The L7.9 lab walks a tabletop exercise against one of these playbooks.
[SLIDE 7 — What AI-IR adds]
Three things AI-IR adds beyond classical IR. New containment options — guardrail tightening, fallback model, scoped-output mode. Pre-built and tested. Eradication that touches training — some incidents require retraining or fine-tuning; IR timeline extends into training-cycle territory. New post-incident artifacts — eval-suite update, AI-BOM update, possibly model-card disclosure, possibly regulatory notification under EU AI Act Article 73 for serious incidents.
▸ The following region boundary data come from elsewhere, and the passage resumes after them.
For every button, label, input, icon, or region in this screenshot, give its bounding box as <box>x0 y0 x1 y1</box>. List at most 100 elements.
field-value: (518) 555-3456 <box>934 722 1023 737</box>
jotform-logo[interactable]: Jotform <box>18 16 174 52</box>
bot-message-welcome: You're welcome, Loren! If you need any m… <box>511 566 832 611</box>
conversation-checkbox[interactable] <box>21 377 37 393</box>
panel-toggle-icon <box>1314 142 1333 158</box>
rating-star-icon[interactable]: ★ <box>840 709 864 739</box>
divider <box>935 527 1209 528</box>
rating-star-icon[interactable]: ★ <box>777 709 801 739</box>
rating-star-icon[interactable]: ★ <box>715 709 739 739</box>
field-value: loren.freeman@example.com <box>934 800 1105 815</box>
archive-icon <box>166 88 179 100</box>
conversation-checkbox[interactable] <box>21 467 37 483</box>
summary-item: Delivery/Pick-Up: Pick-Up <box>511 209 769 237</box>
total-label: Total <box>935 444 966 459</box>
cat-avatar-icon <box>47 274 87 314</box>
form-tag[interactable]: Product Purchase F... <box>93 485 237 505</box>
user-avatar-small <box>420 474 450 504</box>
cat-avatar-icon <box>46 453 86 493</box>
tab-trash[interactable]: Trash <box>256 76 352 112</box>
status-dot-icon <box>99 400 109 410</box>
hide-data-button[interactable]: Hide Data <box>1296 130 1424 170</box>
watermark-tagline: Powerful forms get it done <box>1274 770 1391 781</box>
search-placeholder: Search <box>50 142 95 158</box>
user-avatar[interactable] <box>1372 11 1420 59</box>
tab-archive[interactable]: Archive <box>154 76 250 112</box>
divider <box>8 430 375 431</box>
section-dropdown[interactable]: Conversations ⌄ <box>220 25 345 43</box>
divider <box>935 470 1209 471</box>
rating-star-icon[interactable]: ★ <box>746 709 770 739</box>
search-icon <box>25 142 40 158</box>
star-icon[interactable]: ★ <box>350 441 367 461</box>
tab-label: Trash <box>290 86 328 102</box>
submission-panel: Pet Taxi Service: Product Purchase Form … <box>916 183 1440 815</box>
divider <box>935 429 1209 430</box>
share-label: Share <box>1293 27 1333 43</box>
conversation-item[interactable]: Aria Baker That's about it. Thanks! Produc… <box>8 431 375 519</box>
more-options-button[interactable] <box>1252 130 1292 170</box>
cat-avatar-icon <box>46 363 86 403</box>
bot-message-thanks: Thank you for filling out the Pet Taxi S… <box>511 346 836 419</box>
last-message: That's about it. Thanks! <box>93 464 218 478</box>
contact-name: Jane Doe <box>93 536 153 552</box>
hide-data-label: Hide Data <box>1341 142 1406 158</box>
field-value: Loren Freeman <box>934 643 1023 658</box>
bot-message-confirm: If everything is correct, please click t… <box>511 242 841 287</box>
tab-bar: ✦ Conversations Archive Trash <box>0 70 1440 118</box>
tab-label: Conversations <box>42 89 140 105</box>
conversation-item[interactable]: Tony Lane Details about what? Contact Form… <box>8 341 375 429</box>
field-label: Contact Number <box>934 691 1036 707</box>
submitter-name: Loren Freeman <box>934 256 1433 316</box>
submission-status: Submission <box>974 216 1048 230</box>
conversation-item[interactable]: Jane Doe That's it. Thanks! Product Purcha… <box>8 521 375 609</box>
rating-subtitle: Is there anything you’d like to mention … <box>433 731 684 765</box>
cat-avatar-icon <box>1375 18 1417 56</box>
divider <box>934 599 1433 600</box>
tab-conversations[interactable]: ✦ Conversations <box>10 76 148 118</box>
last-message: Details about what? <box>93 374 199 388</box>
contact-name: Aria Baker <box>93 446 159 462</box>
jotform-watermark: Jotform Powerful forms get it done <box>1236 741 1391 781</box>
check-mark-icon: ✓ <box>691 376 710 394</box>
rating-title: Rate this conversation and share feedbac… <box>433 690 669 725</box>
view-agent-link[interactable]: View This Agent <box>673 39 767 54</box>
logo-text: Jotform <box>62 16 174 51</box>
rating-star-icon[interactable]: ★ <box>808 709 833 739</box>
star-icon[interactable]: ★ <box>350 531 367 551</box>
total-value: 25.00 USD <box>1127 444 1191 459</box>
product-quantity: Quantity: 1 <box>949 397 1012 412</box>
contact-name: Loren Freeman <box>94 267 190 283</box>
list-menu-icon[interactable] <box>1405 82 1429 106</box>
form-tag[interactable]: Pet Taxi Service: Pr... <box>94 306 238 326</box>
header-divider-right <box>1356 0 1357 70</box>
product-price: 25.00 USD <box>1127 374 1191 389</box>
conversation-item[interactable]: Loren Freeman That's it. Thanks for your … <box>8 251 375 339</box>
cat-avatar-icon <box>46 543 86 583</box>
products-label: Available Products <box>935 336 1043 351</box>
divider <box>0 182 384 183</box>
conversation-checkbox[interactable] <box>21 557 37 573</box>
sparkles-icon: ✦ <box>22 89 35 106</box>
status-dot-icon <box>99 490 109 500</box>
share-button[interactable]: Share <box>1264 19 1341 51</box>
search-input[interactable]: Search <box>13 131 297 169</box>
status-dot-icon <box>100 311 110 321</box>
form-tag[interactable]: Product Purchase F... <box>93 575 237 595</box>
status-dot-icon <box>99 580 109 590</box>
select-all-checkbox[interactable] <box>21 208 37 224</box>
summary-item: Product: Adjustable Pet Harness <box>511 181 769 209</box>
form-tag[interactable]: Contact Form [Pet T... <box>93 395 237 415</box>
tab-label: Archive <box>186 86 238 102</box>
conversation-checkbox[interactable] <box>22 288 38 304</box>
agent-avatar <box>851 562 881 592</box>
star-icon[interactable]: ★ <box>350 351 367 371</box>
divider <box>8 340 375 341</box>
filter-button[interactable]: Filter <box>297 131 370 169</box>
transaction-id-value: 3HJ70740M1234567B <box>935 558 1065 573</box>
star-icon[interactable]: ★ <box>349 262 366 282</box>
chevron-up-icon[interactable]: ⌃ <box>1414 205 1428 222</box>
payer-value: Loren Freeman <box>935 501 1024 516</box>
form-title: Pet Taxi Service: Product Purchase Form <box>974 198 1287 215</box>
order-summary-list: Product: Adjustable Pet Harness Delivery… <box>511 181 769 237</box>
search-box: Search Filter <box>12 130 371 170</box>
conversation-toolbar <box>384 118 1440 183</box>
[SLIDE 8 — Practice + up next]
Standing tabletop exercises against AI-IR scenarios is high-ROI. The L7.9 lab includes a small tabletop format. Most teams in twenty-twenty-six don't run AI-specific tabletops. Running one quarterly is a meaningful operational improvement.
All theory done. Four labs next. See you there.
Slide outline¶
- Title — "AI incident response playbooks".
- What AI-IR is — classical IR loop + AI-specific overlays.
- Scenario A — prompt-injection IR walk-through.
- Scenario B — info-disclosure IR walk-through.
- Scenario C — supply-chain IR walk-through.
- Playbook template — six-section pseudocode block.
- What AI-IR adds — three-card layout.
- Practice + up next — tabletop callout + lab pointer.
Production notes¶
- Recording: ~4.5 min. Cap 5.
- Slides 3-5 should follow the same template visually for fast pattern recognition.